C’était tout d’abord un projet technique, qui a commencé avec sept portraits de ma famille. J’ai choisi de les photographier pour la simple raison qu’ils étaient à ma disposition, mais c’est en partageant les clichés avec mes camarades de classe, et lorsque leurs questions ont fusé – « Qui sont ces personnes ? » «  Pourquoi sont-ils tous d’origine différente ? » – que j’ai réalisé que ma famille était passionnante. Quatre mois plus tard, j’ai présenté le début de mon travail à l’un de mes professeurs, qui m’a poussé à continuer.

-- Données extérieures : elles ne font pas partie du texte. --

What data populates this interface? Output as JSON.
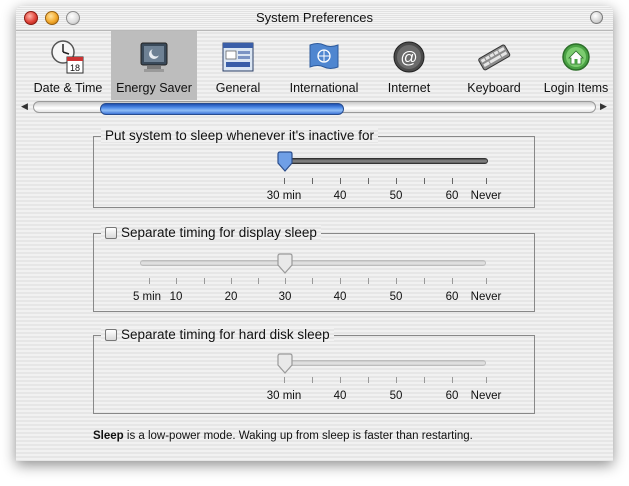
{
  "window": {
    "title": "System Preferences"
  },
  "toolbar": {
    "items": [
      {
        "label": "Date & Time",
        "icon": "clock-calendar-icon",
        "calendar_day": "18"
      },
      {
        "label": "Energy Saver",
        "icon": "energy-saver-icon",
        "selected": true
      },
      {
        "label": "General",
        "icon": "general-window-icon"
      },
      {
        "label": "International",
        "icon": "un-flag-icon"
      },
      {
        "label": "Internet",
        "icon": "at-sign-globe-icon",
        "symbol": "@"
      },
      {
        "label": "Keyboard",
        "icon": "keyboard-icon"
      },
      {
        "label": "Login Items",
        "icon": "house-icon"
      }
    ]
  },
  "sleep_group": {
    "legend": "Put system to sleep whenever it's inactive for",
    "ticks": [
      "30 min",
      "40",
      "50",
      "60",
      "Never"
    ],
    "value": "30 min"
  },
  "display_group": {
    "checkbox_label": "Separate timing for display sleep",
    "checked": false,
    "ticks": [
      "5 min",
      "10",
      "20",
      "30",
      "40",
      "50",
      "60",
      "Never"
    ],
    "value": "30"
  },
  "disk_group": {
    "checkbox_label": "Separate timing for hard disk sleep",
    "checked": false,
    "ticks": [
      "30 min",
      "40",
      "50",
      "60",
      "Never"
    ],
    "value": "30 min"
  },
  "footer": {
    "bold": "Sleep",
    "text": " is a low-power mode.  Waking up from sleep is faster than restarting."
  },
  "colors": {
    "accent": "#3d74d6",
    "selected_tab": "#bdbdbd"
  }
}
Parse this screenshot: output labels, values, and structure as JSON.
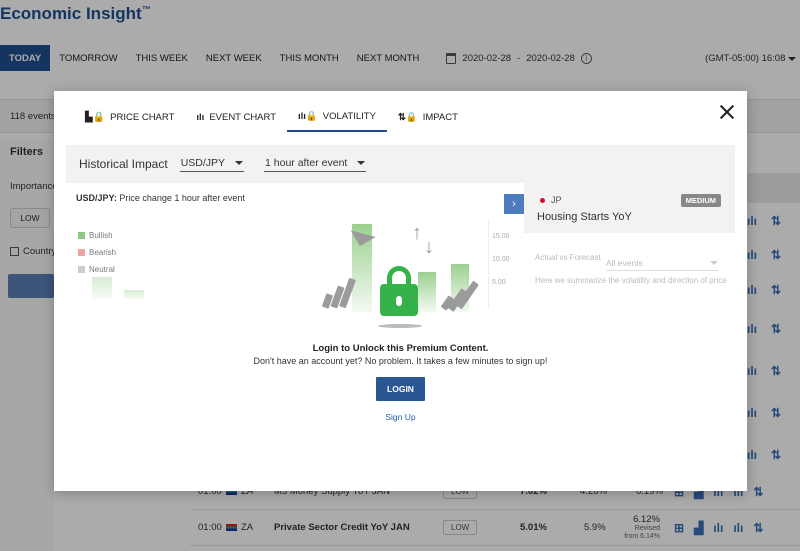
{
  "app": {
    "title": "Economic Insight",
    "tm": "™"
  },
  "date_tabs": [
    "TODAY",
    "TOMORROW",
    "THIS WEEK",
    "NEXT WEEK",
    "THIS MONTH",
    "NEXT MONTH"
  ],
  "date_range": {
    "from": "2020-02-28",
    "sep": "-",
    "to": "2020-02-28"
  },
  "timezone": "(GMT-05:00) 16:08",
  "events_count": "118 events",
  "sidebar": {
    "filters": "Filters",
    "importance": "Importance",
    "low": "LOW",
    "country": "Country"
  },
  "rows": [
    {
      "time": "01:00",
      "country": "ZA",
      "event": "M3 Money Supply YoY JAN",
      "importance": "LOW",
      "actual": "7.02%",
      "forecast": "4.26%",
      "previous": "6.19%",
      "revised": ""
    },
    {
      "time": "01:00",
      "country": "ZA",
      "event": "Private Sector Credit YoY JAN",
      "importance": "LOW",
      "actual": "5.01%",
      "forecast": "5.9%",
      "previous": "6.12%",
      "revised": "Revised from 6.14%"
    }
  ],
  "modal": {
    "tabs": [
      {
        "label": "PRICE CHART",
        "icon": "locked-chart-icon"
      },
      {
        "label": "EVENT CHART",
        "icon": "bar-chart-icon"
      },
      {
        "label": "VOLATILITY",
        "icon": "locked-volatility-icon"
      },
      {
        "label": "IMPACT",
        "icon": "locked-impact-icon"
      }
    ],
    "active_tab": "VOLATILITY",
    "impact_title": "Historical Impact",
    "pair": "USD/JPY",
    "window": "1 hour after event",
    "chart_pair": "USD/JPY:",
    "chart_desc": " Price change 1 hour after event",
    "legend": [
      "Bullish",
      "Bearish",
      "Neutral"
    ],
    "legend_colors": [
      "#8cc983",
      "#e8a3a3",
      "#cccccc"
    ],
    "ticks": [
      "15.00",
      "10.00",
      "5.00"
    ],
    "event": {
      "country": "JP",
      "name": "Housing Starts YoY",
      "importance": "MEDIUM"
    },
    "actual_label": "Actual vs Forecast",
    "all_events": "All events",
    "summary_text": "Here we summarize the volatility and direction of price",
    "lock_title": "Login to Unlock this Premium Content.",
    "lock_sub": "Don't have an account yet? No problem. It takes a few minutes to sign up!",
    "login": "LOGIN",
    "signup": "Sign Up"
  }
}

Tu as donc suivi son conseil ?

Oui, chaque week-end, je rentrais chez moi et je photographiais ma famille. Après un an de prises de vue, le projet a commencé à se développer. Composer mes images était un véritable défi, puisque nous vivions dans un ranch, avec un jardin qui donnait sur l’autoroute – un paysage qui ne me plaisait pas particulièrement. J’étais inspiré par l’ouvrage Pictures from Home, de Larry Sultan, qui avait incorporé différents documents dans son histoire, pour en faire un récit original. J’ai donc commencé à fouiller dans les vieilles photos de mes parents. Cela m’a aidé à raconter ma propre histoire. Finalement, l’écrire entièrement m’a pris quatre ans.

Ta famille est passionnante, comment s’est-elle formée ?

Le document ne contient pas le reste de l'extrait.